Every year, nearly 40,000 people suffer eye injuries when participating in sports or recreational activities, according to the American Academy of Ophthalmology, the majority of which can be prevented with correct safety gear. While young children are often the most vulnerable to eye injuries when playing sports and other games, even professional athletes can suffer injuries while on the job.
At the USC Roski Eye Institute, our ophthalmologists are no strangers to treating the sports-induced eye injuries of our football, basketball, and volleyball athletes. Whether you or a loved one is a USC athlete or not, our dedicated ophthalmologists and optometrists are committed to providing the most comprehensive and effective eye care to help get you back out on the field again.
Types of sports-related eye trauma
Even the most low intensity sports activities have a degree of risk when it comes to injuries to the eyes. From softball to racquetball, players need to take appropriate steps to protect their eyes from flying objects and other players’ body parts. The most common type of sports-related eye injuries include, but are not limited to the following:
- Blunt Eye Trauma – A sudden forceful impact to the eye or brow is one of the most common causes of a sport-related eye injury. Misjudging the speed of a flying object or coming into direct contact with a competitive opponent can result in a painful blow to the face. Minor blunt injuries may cause only bleeding in the eyelids, also known as a black eye, while more severe impacts may cause a ruptured eyeball, a detached retina, or even an orbital blowout fracture (one or more of the bones around the eyeball are broken).
- Penetrating Eye Injuries – An object that penetrates the eye can cause permanent vision loss, depending on the depth of the penetration and location. Broken glasses, flying debris, or coming into contact with another player’s gear or equipment can result in a penetrating injury.
- Corneal Abrasion – A scratch to the outer surface of the eye can occur when a small bit of debris blows into an athlete’s eyes or when diving for home plate during a final inning of baseball. It basketball, it is not uncommon for athletes to suffer a corneal abrasion from another player’s fingernail during close impact.
- Radiation Eye Injury – Prolonged exposure to the ultraviolet rays of the sun can be incredibly harmful to one’s vision. Athletes who play in water or snow sports, such as surfing or snow skiing are exposed to bright glaring sunlight that reflects off of the water or snow, increasing the risk of vision loss or damage.
- Chemical Burn – Chemical powders and spray paint used to mark the lines on an athletic field can easily be kicked up and get into an athlete’s eye. Chemicals, such as acids and alkali, can cause permanent blindness, while milder chemicals may cause only irritation, burning, and excessive tearing until the eye is washed with cool water or a sterile saline solution.
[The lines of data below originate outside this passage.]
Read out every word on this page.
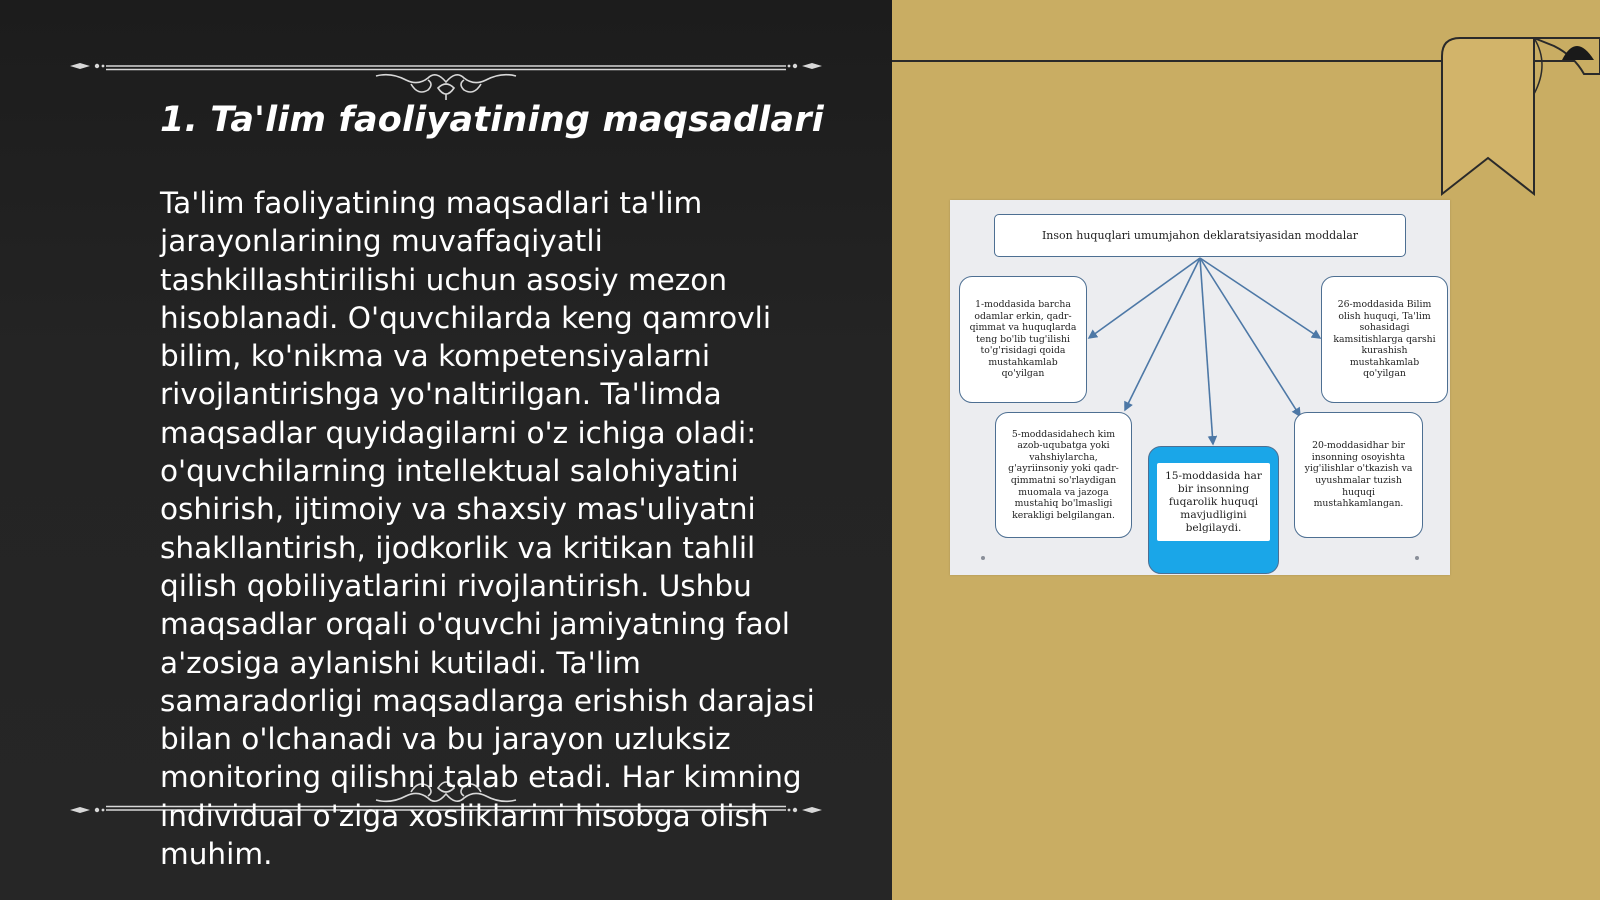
1. Ta'lim faoliyatining maqsadlari

Ta'lim faoliyatining maqsadlari ta'lim jarayonlarining muvaffaqiyatli tashkillashtirilishi uchun asosiy mezon hisoblanadi. O'quvchilarda keng qamrovli bilim, ko'nikma va kompetensiyalarni rivojlantirishga yo'naltirilgan. Ta'limda maqsadlar quyidagilarni o'z ichiga oladi: o'quvchilarning intellektual salohiyatini oshirish, ijtimoiy va shaxsiy mas'uliyatni shakllantirish, ijodkorlik va kritikan tahlil qilish qobiliyatlarini rivojlantirish. Ushbu maqsadlar orqali o'quvchi jamiyatning faol a'zosiga aylanishi kutiladi. Ta'lim samaradorligi maqsadlarga erishish darajasi bilan o'lchanadi va bu jarayon uzluksiz monitoring qilishni talab etadi. Har kimning individual o'ziga xosliklarini hisobga olish muhim.

Inson huquqlari umumjahon deklaratsiyasidan moddalar
1-moddasida barcha odamlar erkin, qadr-qimmat va huquqlarda teng bo'lib tug'ilishi to'g'risidagi qoida mustahkamlab qo'yilgan
26-moddasida Bilim olish huquqi, Ta'lim sohasidagi kamsitishlarga qarshi kurashish mustahkamlab qo'yilgan
5-moddasidahech kim azob-uqubatga yoki vahshiylarcha, g'ayriinsoniy yoki qadr-qimmatni so'rlaydigan muomala va jazoga mustahiq bo'lmasligi kerakligi belgilangan.
20-moddasidhar bir insonning osoyishta yig'ilishlar o'tkazish va uyushmalar tuzish huquqi mustahkamlangan.
15-moddasida har bir insonning fuqarolik huquqi mavjudligini belgilaydi.
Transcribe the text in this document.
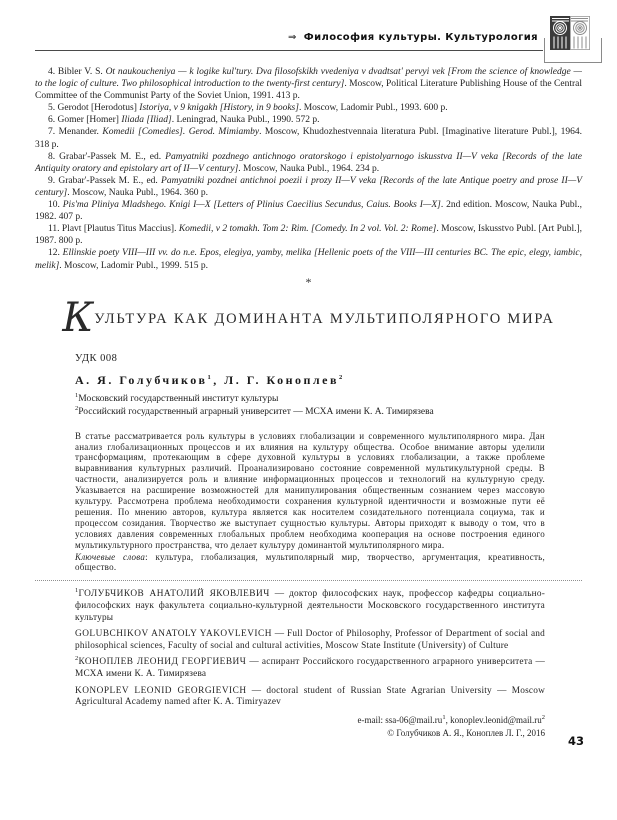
⇒ Философия культуры. Культурология

4. Bibler V. S. Ot naukoucheniya — k logike kul'tury. Dva filosofskikh vvedeniya v dvadtsat' pervyi vek [From the science of knowledge — to the logic of culture. Two philosophical introduction to the twenty-first century]. Moscow, Political Literature Publishing House of the Central Committee of the Communist Party of the Soviet Union, 1991. 413 p.

5. Gerodot [Herodotus] Istoriya, v 9 knigakh [History, in 9 books]. Moscow, Ladomir Publ., 1993. 600 p.

6. Gomer [Homer] Iliada [Iliad]. Leningrad, Nauka Publ., 1990. 572 p.

7. Menander. Komedii [Comedies]. Gerod. Mimiamby. Moscow, Khudozhestvennaia literatura Publ. [Imaginative literature Publ.], 1964. 318 p.

8. Grabar'-Passek M. E., ed. Pamyatniki pozdnego antichnogo oratorskogo i epistolyarnogo iskusstva II—V veka [Records of the late Antiquity oratory and epistolary art of II—V century]. Moscow, Nauka Publ., 1964. 234 p.

9. Grabar'-Passek M. E., ed. Pamyatniki pozdnei antichnoi poezii i prozy II—V veka [Records of the late Antique poetry and prose II—V century]. Moscow, Nauka Publ., 1964. 360 p.

10. Pis'ma Pliniya Mladshego. Knigi I—X [Letters of Plinius Caecilius Secundus, Caius. Books I—X]. 2nd edition. Moscow, Nauka Publ., 1982. 407 p.

11. Plavt [Plautus Titus Maccius]. Komedii, v 2 tomakh. Tom 2: Rim. [Comedy. In 2 vol. Vol. 2: Rome]. Moscow, Iskusstvo Publ. [Art Publ.], 1987. 800 p.

12. Ellinskie poety VIII—III vv. do n.e. Epos, elegiya, yamby, melika [Hellenic poets of the VIII—III centuries BC. The epic, elegy, iambic, melik]. Moscow, Ladomir Publ., 1999. 515 p.

*
КУЛЬТУРА КАК ДОМИНАНТА МУЛЬТИПОЛЯРНОГО МИРА
УДК 008
А. Я. Голубчиков$^1$, Л. Г. Коноплев$^2$

$^1$Московский государственный институт культуры

$^2$Российский государственный аграрный университет — МСХА имени К. А. Тимирязева

В статье рассматривается роль культуры в условиях глобализации и современного мультиполярного мира. Дан анализ глобализационных процессов и их влияния на культуру общества. Особое внимание авторы уделили трансформациям, протекающим в сфере духовной культуры в условиях глобализации, а также проблеме выравнивания культурных различий. Проанализировано состояние современной мультикультурной среды. В частности, анализируется роль и влияние информационных процессов и технологий на культурную среду. Указывается на расширение возможностей для манипулирования общественным сознанием через массовую культуру. Рассмотрена проблема необходимости сохранения культурной идентичности и возможные пути её решения. По мнению авторов, культура является как носителем созидательного потенциала социума, так и процессом созидания. Творчество же выступает сущностью культуры. Авторы приходят к выводу о том, что в условиях давления современных глобальных проблем необходима кооперация на основе построения единого мультикультурного пространства, что делает культуру доминантой мультиполярного мира.

Ключевые слова: культура, глобализация, мультиполярный мир, творчество, аргументация, креативность, общество.

$^1$ГОЛУБЧИКОВ АНАТОЛИЙ ЯКОВЛЕВИЧ — доктор философских наук, профессор кафедры социально-философских наук факультета социально-культурной деятельности Московского государственного института культуры

GOLUBCHIKOV ANATOLY YAKOVLEVICH — Full Doctor of Philosophy, Professor of Department of social and philosophical sciences, Faculty of social and cultural activities, Moscow State Institute (University) of Culture

$^2$КОНОПЛЕВ ЛЕОНИД ГЕОРГИЕВИЧ — аспирант Российского государственного аграрного университета — МСХА имени К. А. Тимирязева

KONOPLEV LEONID GEORGIEVICH — doctoral student of Russian State Agrarian University — Moscow Agricultural Academy named after K. A. Timiryazev

43
e-mail: ssa-$06@mail.ru^1$, $konoplev.leonid@mail.ru^2$
© Голубчиков А. Я., Коноплев Л. Г., 2016
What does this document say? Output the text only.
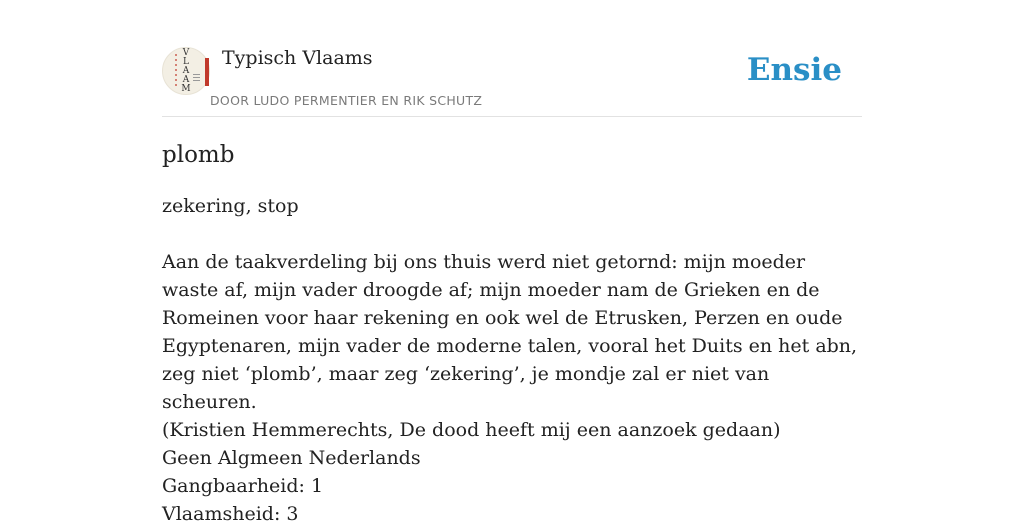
V
L
A
A
M
Typisch Vlaams
DOOR LUDO PERMENTIER EN RIK SCHUTZ
Ensie
plomb

zekering, stop

Aan de taakverdeling bij ons thuis werd niet getornd: mijn moeder waste af, mijn vader droogde af; mijn moeder nam de Grieken en de Romeinen voor haar rekening en ook wel de Etrusken, Perzen en oude Egyptenaren, mijn vader de moderne talen, vooral het Duits en het abn, zeg niet ‘plomb’, maar zeg ‘zekering’, je mondje zal er niet van scheuren.
(Kristien Hemmerechts, De dood heeft mij een aanzoek gedaan)
Geen Algmeen Nederlands
Gangbaarheid: 1
Vlaamsheid: 3
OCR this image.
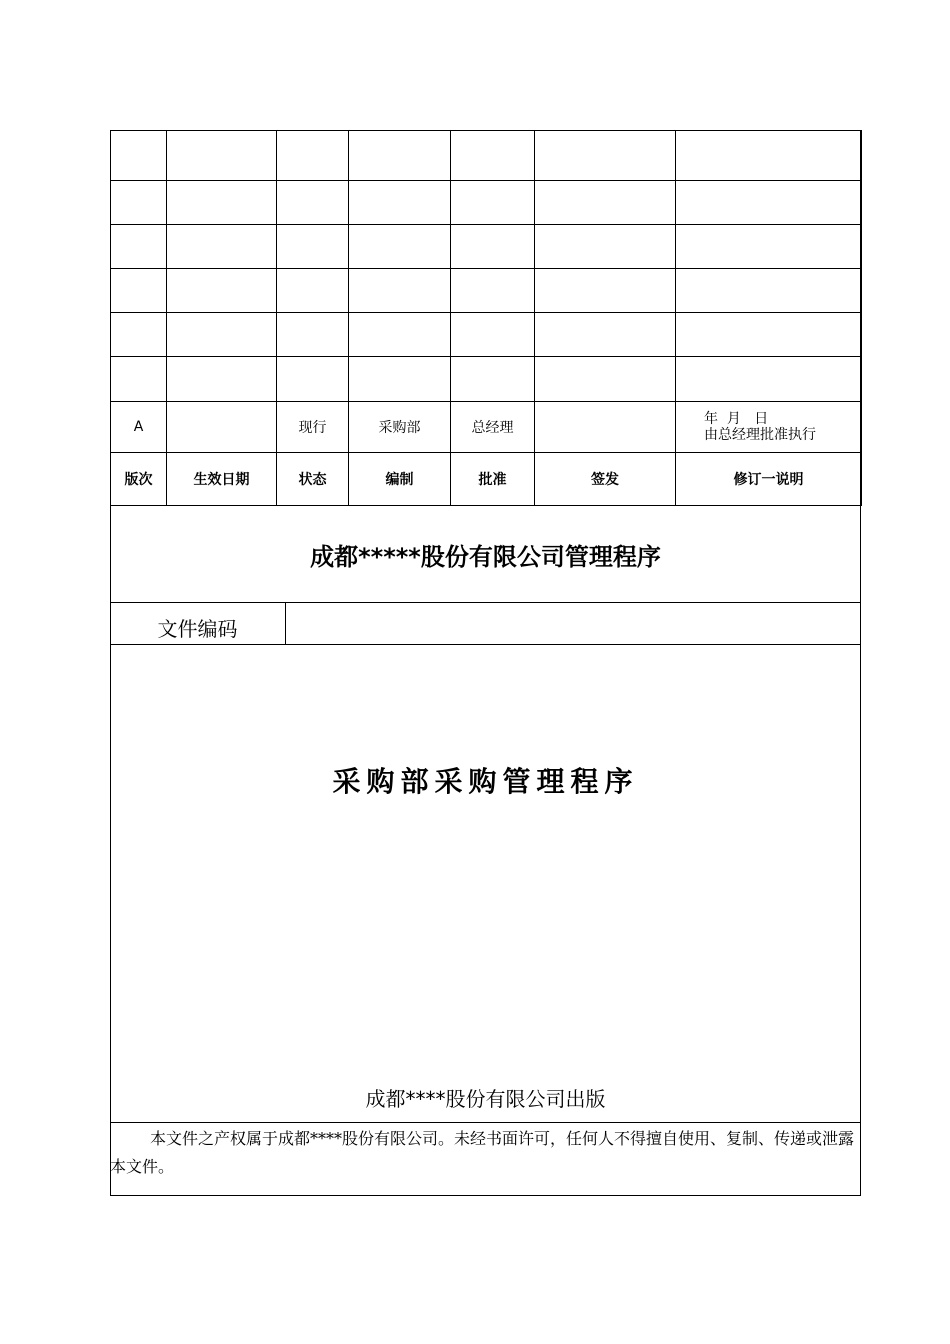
A		现行	采购部	总经理		年  月   日
由总经理批准执行

版次	生效日期	状态	编制	批准	签发	修订一说明
成都*****股份有限公司管理程序
文件编码
采购部采购管理程序
成都****股份有限公司出版
本文件之产权属于成都****股份有限公司。未经书面许可，任何人不得擅自使用、复制、传递或泄露本文件。
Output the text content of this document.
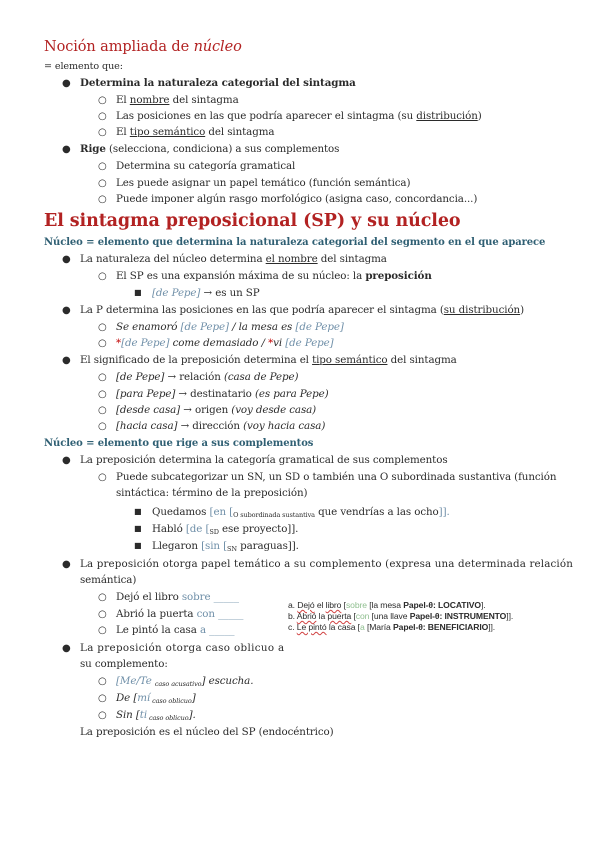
Noción ampliada de núcleo
= elemento que:
● Determina la naturaleza categorial del sintagma
○ El nombre del sintagma
○ Las posiciones en las que podría aparecer el sintagma (su distribución)
○ El tipo semántico del sintagma
● Rige (selecciona, condiciona) a sus complementos
○ Determina su categoría gramatical
○ Les puede asignar un papel temático (función semántica)
○ Puede imponer algún rasgo morfológico (asigna caso, concordancia...)
El sintagma preposicional (SP) y su núcleo
Núcleo = elemento que determina la naturaleza categorial del segmento en el que aparece
● La naturaleza del núcleo determina el nombre del sintagma
○ El SP es una expansión máxima de su núcleo: la preposición
■ [de Pepe] → es un SP
● La P determina las posiciones en las que podría aparecer el sintagma (su distribución)
○ Se enamoró [de Pepe] / la mesa es [de Pepe]
○ *[de Pepe] come demasiado / *vi [de Pepe]
● El significado de la preposición determina el tipo semántico del sintagma
○ [de Pepe] → relación (casa de Pepe)
○ [para Pepe] → destinatario (es para Pepe)
○ [desde casa] → origen (voy desde casa)
○ [hacia casa] → dirección (voy hacia casa)
Núcleo = elemento que rige a sus complementos
● La preposición determina la categoría gramatical de sus complementos
○ Puede subcategorizar un SN, un SD o también una O subordinada sustantiva (función
sintáctica: término de la preposición)
■ Quedamos [en [$_{O subordinada sustantiva}$ que vendrías a las ocho]].
■ Habló [de [$_{SD}$ ese proyecto]].
■ Llegaron [sin [$_{SN}$ paraguas]].
● La preposición otorga papel temático a su complemento (expresa una determinada relación
semántica)
○ Dejó el libro sobre _____
○ Abrió la puerta con _____
○ Le pintó la casa a _____
a. Dejó el libro [sobre [la mesa Papel-θ: LOCATIVO].
b. Abrió la puerta [con [una llave Papel-θ: INSTRUMENTO]].
c. Le pintó la casa [a [María Papel-θ: BENEFICIARIO]].
● La preposición otorga caso oblicuo a
su complemento:
○ [Me/Te $_{caso acusativo}$] escucha.
○ De [mí $_{caso oblicuo}$]
○ Sin [ti $_{caso oblicuo}$].
La preposición es el núcleo del SP (endocéntrico)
In the event of eye injuries, it is crucial to seek medical attention right away to prevent further trauma. Immediate medical treatment can dramatically improve the chances of preserving vision in the damaged eye. It is important to note that not all serious eye injuries are accompanied by visual signs or symptoms. Only a thorough eye exam by an eye doctor can rule out serious eye injury.
Protect yourself from eye injuries
Whether participating in low risk sports, like track or cycling, or high-risk sports, such as hockey or football, it is crucial to wear the appropriate protective eyewear. Although glasses or sunglasses do not protect every athletes from all blunt trauma or penetrating injuries that can occur, protective sports eyewear with special impact-resistant lenses significantly reduce the risk of serious eye injury to athletes. Sports eyewear can certainly also be made in the specific prescription of the athlete, helping enhance the vision and performance of the athlete.
Basketball players often wear goggles made of polycarbonate lenses to help prevent eye injuries from other players’ fingers or elbows. It is in everyone’s best interest, whether a child or a professional athlete, to wear the protective gear that is available for their sport, and this should include protective eyewear.
Even if a sport requires a helmet or face mask, the eyes are often still left vulnerable to debris and blunt impact. Consult with an experienced eye care provider to determine the best eyewear for your chosen sport, and ensure that your sight is as safe and protected as possible.
Expert care at the USC Roski Eye Institute
It is important to receive a thorough eye exam from a professional optometrist or ophthalmologist prior to engaging in any sports to ensure that your eyes and vision are not only healthy and strong, but also protected against future injuries. Our skilled ophthalmologists can also provide effective treatment in the event of a sports-related trauma.